When we are open to submissions, we publish poetry—13 poets each month, on no particular schedule throughout the month. We also publish poetry book reviews, collaborative works, and translated works (where English + [insert language] are included together—provided you are the author writing in both languages or/and you have worked with the translator).
Send up to 5 poems in one document, or 1 poetry review to lunalunamag @ gmail dot com. No more than 20 pages total. Submit a third-person bio. Simultaneous submissions are more than welcome.
In a perfect world, we aim to respond within 30 days, though it may take longer. If declined, please wait three months before submitting again. We do not have the capacity to provide feedback about declined work. If your work is accepted, you will receive an email when your poetry goes live during the month it is intended to go live. There is no need to check in. There is no fixed schedule.
By submitting your work, you affirm that it is entirely your own, contains no AI-generated content, is not plagiarized, and does not knowingly infringe on any intellectual property rights. You also confirm that it has not been previously published in print or online. If your work is inspired by another writer, please provide the proper credit. For Centos, full attribution is required. We reserve the right to remove any work found to be plagiarized or created with AI.
We seek a feast of language; give us the lush, the decadent, the lyrical. Fever dreams. Prosody. We are hungry for the unexpected and the delphic, the ecstatic oracular. Crafted lineation, surprising turns, play with syntax. We are drawn to the experimental and the abstract. We crave hybridity: prose poetry (especially prose poetry!), epistolary poems, epitaph-poems, work that edges into essay or vignette. We also love tiny, resplendent, sharp poems.
We are less interested in hyper-realism, pop culture poetry, sentimentality without edge, and overly narrative work.
We love the dark and the bright, the holy and unholy. Dream logic. Lynchian strangeness. Secrets. Girlhood, especially dark girlhood. The monstrously confessional. Belonging, home, abandonment. Explorations of foster care and adoption. The transgressive, the obsessive, the yearning. Place, country, old rooms. Liminal spaces and thresholds. The profane. Poems of the Mediterranean. The erotic. Catholica through new lenses. Nostalgia. Putrid lemons, afternoon light, ruminations. Fathomless desire. Ancients and saints. Folklore. The dark edges of faith. Disability, chronic illness, the body as animal, as vessel, as beloved. The uncanny. Obituaries. Shadow selves. Abandoned selves. Monster selves. Soft selves. Zodiac poetry.

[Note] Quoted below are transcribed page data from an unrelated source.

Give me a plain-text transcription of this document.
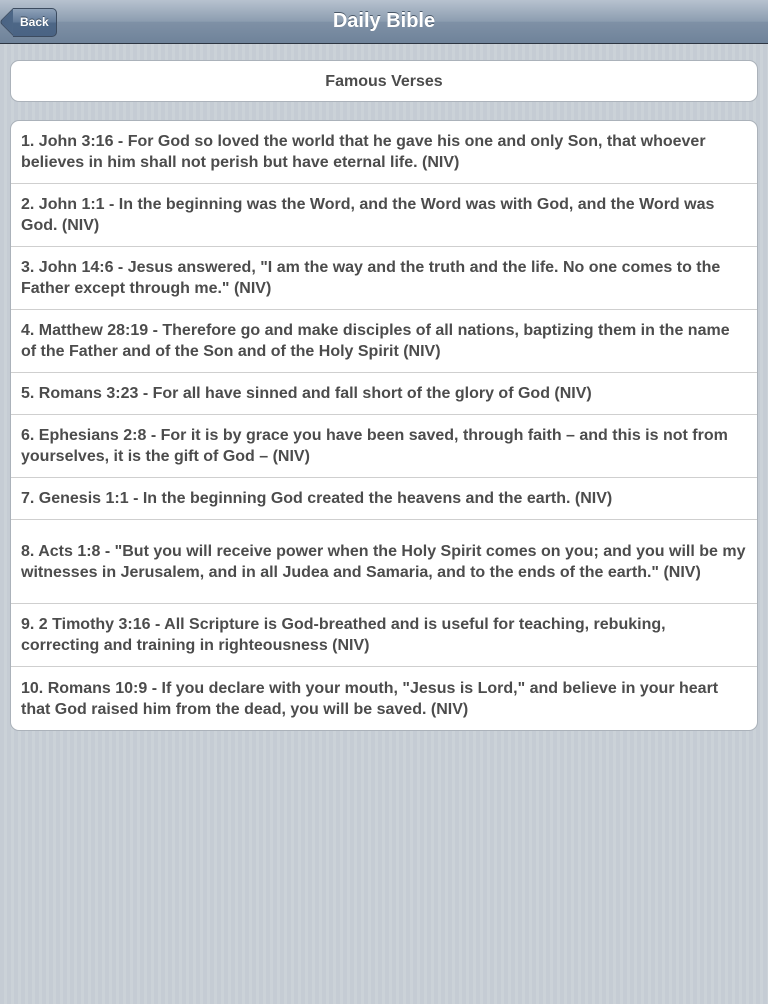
Back	Daily Bible
Famous Verses
1. John 3:16 - For God so loved the world that he gave his one and only Son, that whoever believes in him shall not perish but have eternal life. (NIV)
2. John 1:1 - In the beginning was the Word, and the Word was with God, and the Word was God. (NIV)
3. John 14:6 - Jesus answered, "I am the way and the truth and the life. No one comes to the Father except through me." (NIV)
4. Matthew 28:19 - Therefore go and make disciples of all nations, baptizing them in the name of the Father and of the Son and of the Holy Spirit (NIV)
5. Romans 3:23 - For all have sinned and fall short of the glory of God (NIV)
6. Ephesians 2:8 - For it is by grace you have been saved, through faith – and this is not from yourselves, it is the gift of God – (NIV)
7. Genesis 1:1 - In the beginning God created the heavens and the earth. (NIV)
8. Acts 1:8 - "But you will receive power when the Holy Spirit comes on you; and you will be my witnesses in Jerusalem, and in all Judea and Samaria, and to the ends of the earth." (NIV)
9. 2 Timothy 3:16 - All Scripture is God-breathed and is useful for teaching, rebuking, correcting and training in righteousness (NIV)
10. Romans 10:9 - If you declare with your mouth, "Jesus is Lord," and believe in your heart that God raised him from the dead, you will be saved. (NIV)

Our patron saint is Marosa di Giorgio.
Voices we adore: Richard Siken, Anaïs Nin, Marguerite Duras, Andre Aciman, Carl Phillips, César Vallejo, Bhanu Kapil, Mahmoud Darwish, Clarice Lispector, Alejandra Pizarnik, Joyelle McSweeney, Anne Carson, Danez Smith, Johannes Göransson, Etel Adnan, Eve Babitz, María Negroni, Aase Berg, Charles Baudelaire, James Baldwin, Kaveh Akbar, John Keats.
Awards: We nominate for the following awards: The Pushcart Prize & Best of the Net.
AI policy: We support human expression and the beautiful occult nature of creativity. Therefore, we maintain a zero-tolerance policy regarding AI-generated poetry and other works.
Our values: We lovingly welcome LGBTQIA, BIPOC, low-income, immigrant, disabled, and neurodivergent writers. We encourage current and former foster youth to submit their work. We have a zero-tolerance policy for work that glorifies or promotes racism, sexism, xenophobia, animal cruelty, sizeism, ableism, classism, ageism, homophobia, transphobia, & white supremacy.
If your work is published: If published, quotes from your work may appear on our Instagram, Facebook, or other social channels for promotion. Our site width is fairly narrow, so poems with wide-set borders or experimental form may need to be published as images to preserve form. Writers, you keep copyright, but Luna Luna requests that if a piece is republished, please make sure the second publication provides credit and a backlink, indicating that Luna Luna Magazine was the first to publish. We regret that we cannot pay contributors at this time.
Image credits: The images you see on our site may come from Lisa Marie Basile, Unsplash, or Pinterest. Captions will credit the source. Our Pinterest page houses every single Pinterest image we use here and on social media.
A note: Luna Luna is run by one human with a job and a family and a body. Your patience and kindness are appreciated.